>>106318207
Posted while half asleep. Slide from a presentation by Wolfgang Klippel around 76 minutes in.
https://mega.nz/file/2pohyTAb#DNaoGwo_jI60-ZhtjLVYu39SZXhoA4PtFl3sVieHLvU

Electrodynamic drivers (moving coil, planar dynamic) move by the Lorentz Force. Force = B-field * coil Length * Current. Or
F = B*L*I

Increasing BL can increase available force, although it's not that simple at all frequencies (see Faraday's Law and its interaction near the driver's mass-spring frequency Fs).
>that pic
It shows BL plotted against voice coil position. BL is central to how the driver works, and modulating it with voice coil movement is a central cause of audio distortion. By shortening (or lengthening) the top plate past the voice coil, BL can be stabilized over some small displacements. But this does not ideally focus the magnetic field onto the coil.

>more efficient
Even hyper-compressed music still has a 6dB crest factor: peak power level is four times greater than the average.
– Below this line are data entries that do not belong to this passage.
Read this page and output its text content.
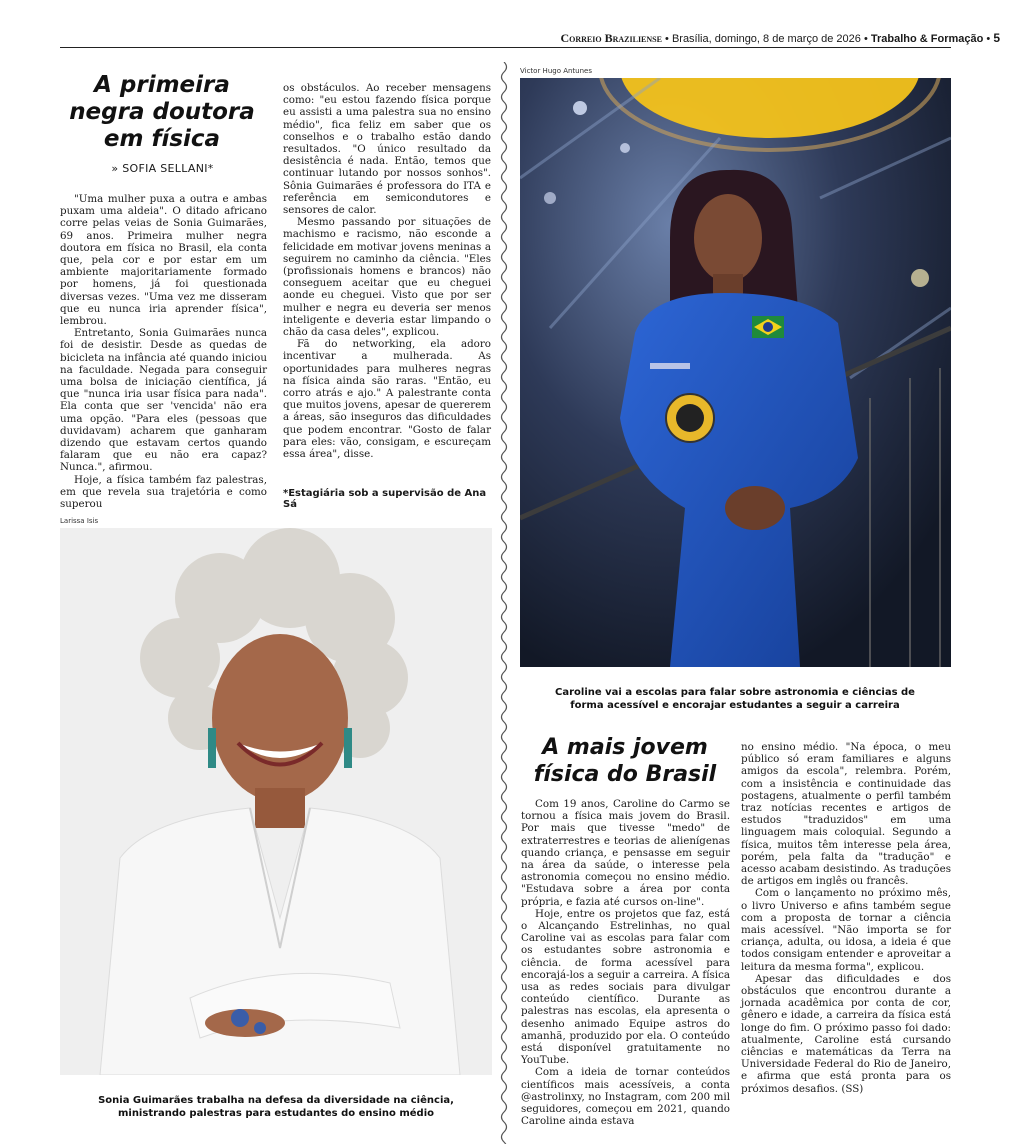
Correio Braziliense • Brasília, domingo, 8 de março de 2026 • Trabalho & Formação • 5
A primeira
negra doutora
em física
» SOFIA SELLANI*

"Uma mulher puxa a outra e ambas puxam uma aldeia". O ditado africano corre pelas veias de Sonia Guimarães, 69 anos. Primeira mulher negra doutora em física no Brasil, ela conta que, pela cor e por estar em um ambiente majoritariamente formado por homens, já foi questionada diversas vezes. "Uma vez me disseram que eu nunca iria aprender física", lembrou.

Entretanto, Sonia Guimarães nunca foi de desistir. Desde as quedas de bicicleta na infância até quando iniciou na faculdade. Negada para conseguir uma bolsa de iniciação científica, já que "nunca iria usar física para nada". Ela conta que ser 'vencida' não era uma opção. "Para eles (pessoas que duvidavam) acharem que ganharam dizendo que estavam certos quando falaram que eu não era capaz? Nunca.", afirmou.

Hoje, a física também faz palestras, em que revela sua trajetória e como superou

os obstáculos. Ao receber mensagens como: "eu estou fazendo física porque eu assisti a uma palestra sua no ensino médio", fica feliz em saber que os conselhos e o trabalho estão dando resultados. "O único resultado da desistência é nada. Então, temos que continuar lutando por nossos sonhos". Sônia Guimarães é professora do ITA e referência em semicondutores e sensores de calor.

Mesmo passando por situações de machismo e racismo, não esconde a felicidade em motivar jovens meninas a seguirem no caminho da ciência. "Eles (profissionais homens e brancos) não conseguem aceitar que eu cheguei aonde eu cheguei. Visto que por ser mulher e negra eu deveria ser menos inteligente e deveria estar limpando o chão da casa deles", explicou.

Fã do networking, ela adoro incentivar a mulherada. As oportunidades para mulheres negras na física ainda são raras. "Então, eu corro atrás e ajo." A palestrante conta que muitos jovens, apesar de quererem a áreas, são inseguros das dificuldades que podem encontrar. "Gosto de falar para eles: vão, consigam, e escureçam essa área", disse.

*Estagiária sob a supervisão de Ana Sá
Victor Hugo Antunes
Caroline vai a escolas para falar sobre astronomia e ciências de forma acessível e encorajar estudantes a seguir a carreira
Larissa Isis
Sonia Guimarães trabalha na defesa da diversidade na ciência, ministrando palestras para estudantes do ensino médio
A mais jovem
física do Brasil

Com 19 anos, Caroline do Carmo se tornou a física mais jovem do Brasil. Por mais que tivesse "medo" de extraterrestres e teorias de alienígenas quando criança, e pensasse em seguir na área da saúde, o interesse pela astronomia começou no ensino médio. "Estudava sobre a área por conta própria, e fazia até cursos on-line".

Hoje, entre os projetos que faz, está o Alcançando Estrelinhas, no qual Caroline vai as escolas para falar com os estudantes sobre astronomia e ciência. de forma acessível para encorajá-los a seguir a carreira. A física usa as redes sociais para divulgar conteúdo científico. Durante as palestras nas escolas, ela apresenta o desenho animado Equipe astros do amanhã, produzido por ela. O conteúdo está disponível gratuitamente no YouTube.

Com a ideia de tornar conteúdos científicos mais acessíveis, a conta @astrolinxy, no Instagram, com 200 mil seguidores, começou em 2021, quando Caroline ainda estava

no ensino médio. "Na época, o meu público só eram familiares e alguns amigos da escola", relembra. Porém, com a insistência e continuidade das postagens, atualmente o perfil também traz notícias recentes e artigos de estudos "traduzidos" em uma linguagem mais coloquial. Segundo a física, muitos têm interesse pela área, porém, pela falta da "tradução" e acesso acabam desistindo. As traduções de artigos em inglês ou francês.

Com o lançamento no próximo mês, o livro Universo e afins também segue com a proposta de tornar a ciência mais acessível. "Não importa se for criança, adulta, ou idosa, a ideia é que todos consigam entender e aproveitar a leitura da mesma forma", explicou.

Apesar das dificuldades e dos obstáculos que encontrou durante a jornada acadêmica por conta de cor, gênero e idade, a carreira da física está longe do fim. O próximo passo foi dado: atualmente, Caroline está cursando ciências e matemáticas da Terra na Universidade Federal do Rio de Janeiro, e afirma que está pronta para os próximos desafios. (SS)
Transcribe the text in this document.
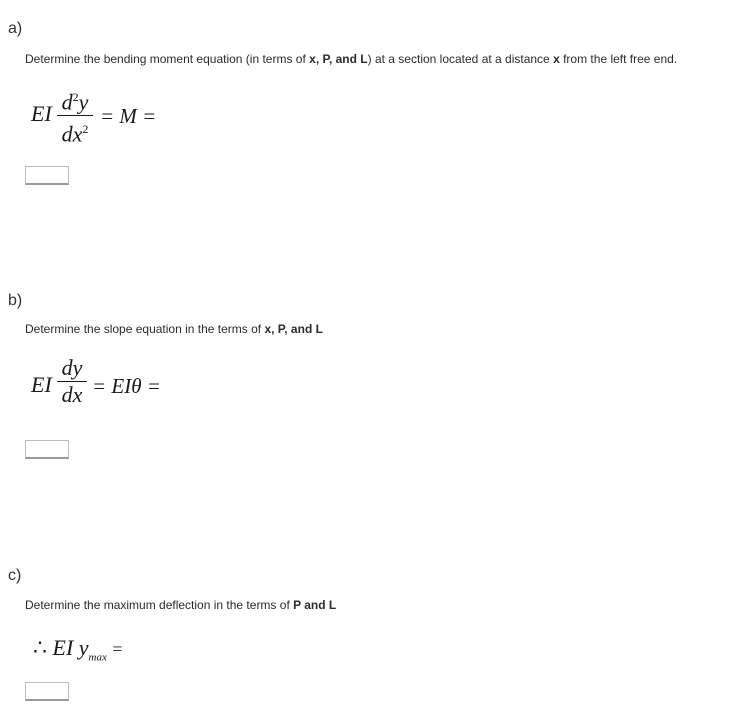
a)
Determine the bending moment equation (in terms of x, P, and L) at a section located at a distance x from the left free end.
EI $d^2y$
$dx^2$
= M =
b)
Determine the slope equation in the terms of x, P, and L
EI
dy
dx = EIθ =
c)
Determine the maximum deflection in the terms of P and L
∴ EI $y_{max}$ =
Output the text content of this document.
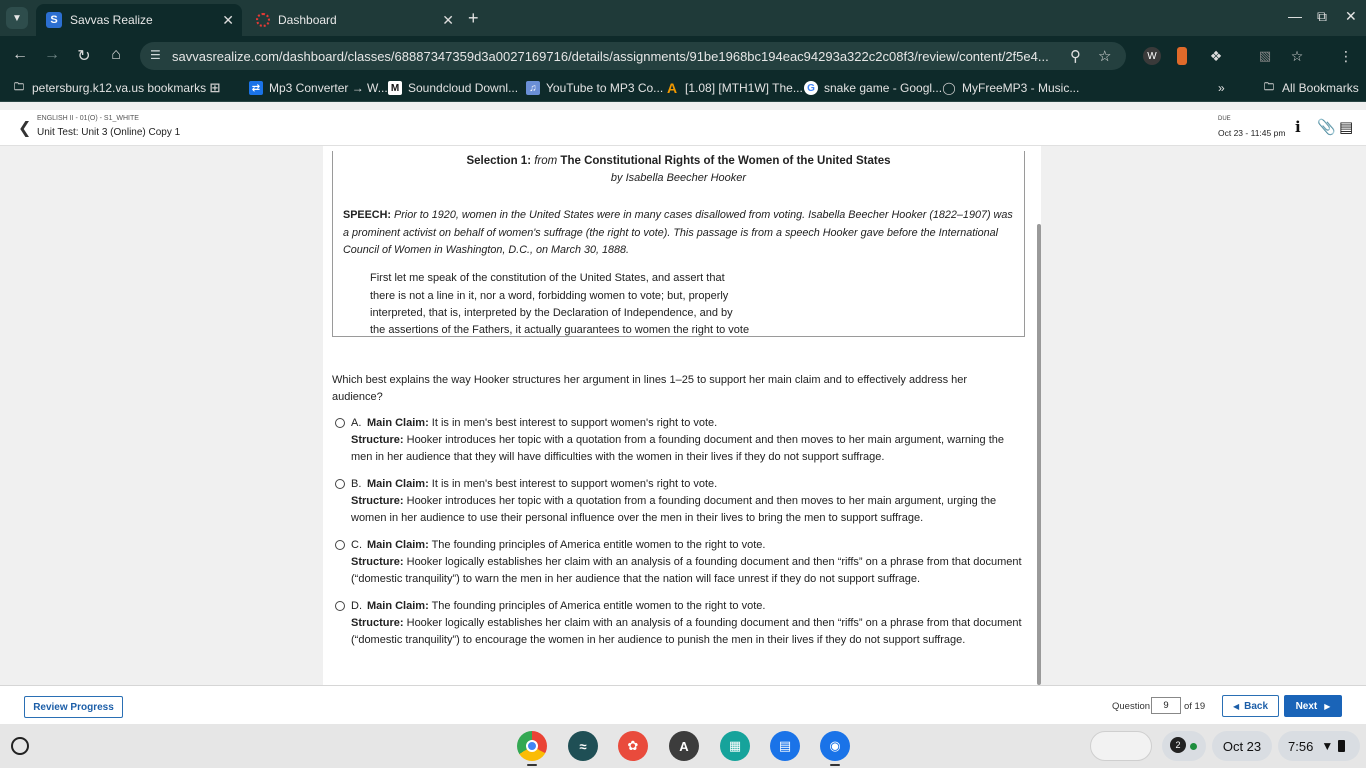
▼	S	Savvas Realize	✕	Dashboard	✕ +	— ⧉ ✕
← → ↻	⌂	☰ savvasrealize.com/dashboard/classes/68887347359d3a0027169716/details/assignments/91be1968bc194eac94293a322c2c08f3/review/content/2f5e4... ⚲ ☆	W	❖	▧ ☆	⋮
🗀 petersburg.k12.va.us bookmarks ⊞	⇄ Mp3 Converter → W... M Soundcloud Downl...	♫ YouTube to MP3 Co... A [1.08] [MTH1W] The... G snake game - Googl... ◯ MyFreeMP3 - Music...	»	🗀 All Bookmarks
❮
ENGLISH II - 01(O) - S1_WHITE
Unit Test: Unit 3 (Online) Copy 1
DUE
Oct 23 - 11:45 pm i 📎 ▤
Selection 1: from The Constitutional Rights of the Women of the United States
by Isabella Beecher Hooker
SPEECH: Prior to 1920, women in the United States were in many cases disallowed from voting. Isabella Beecher Hooker (1822–1907) was a prominent activist on behalf of women's suffrage (the right to vote). This passage is from a speech Hooker gave before the International Council of Women in Washington, D.C., on March 30, 1888.
First let me speak of the constitution of the United States, and assert that
there is not a line in it, nor a word, forbidding women to vote; but, properly
interpreted, that is, interpreted by the Declaration of Independence, and by
the assertions of the Fathers, it actually guarantees to women the right to vote
Which best explains the way Hooker structures her argument in lines 1–25 to support her main claim and to effectively address her audience?
A. Main Claim: It is in men's best interest to support women's right to vote.
Structure: Hooker introduces her topic with a quotation from a founding document and then moves to her main argument, warning the men in her audience that they will have difficulties with the women in their lives if they do not support suffrage.
B. Main Claim: It is in men's best interest to support women's right to vote.
Structure: Hooker introduces her topic with a quotation from a founding document and then moves to her main argument, urging the women in her audience to use their personal influence over the men in their lives to bring the men to support suffrage.
C. Main Claim: The founding principles of America entitle women to the right to vote.
Structure: Hooker logically establishes her claim with an analysis of a founding document and then “riffs” on a phrase from that document (“domestic tranquility”) to warn the men in her audience that the nation will face unrest if they do not support suffrage.
D. Main Claim: The founding principles of America entitle women to the right to vote.
Structure: Hooker logically establishes her claim with an analysis of a founding document and then “riffs” on a phrase from that document (“domestic tranquility”) to encourage the women in her audience to punish the men in their lives if they do not support suffrage.
Review Progress	Question
9	of 19	◀ Back	Next ▶
≈	✿	A	▦	▤	◉	2	Oct 23 7:56 ▼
A driver spends most of its time near the center point, so you could extract more driver efficiency by sacrificing driver linearity over stroke length. Most loudspeaker drivers are somewhere between 0.1 to 1% efficient. Small telephone speakers and headphones are even worse, so any efficiency increase is appreciated.
This doesn't work if the driver needs available displacement for low frequencies. Klippel's goal is to incorporate the driver into a feedback and prediction system to control the distortion products.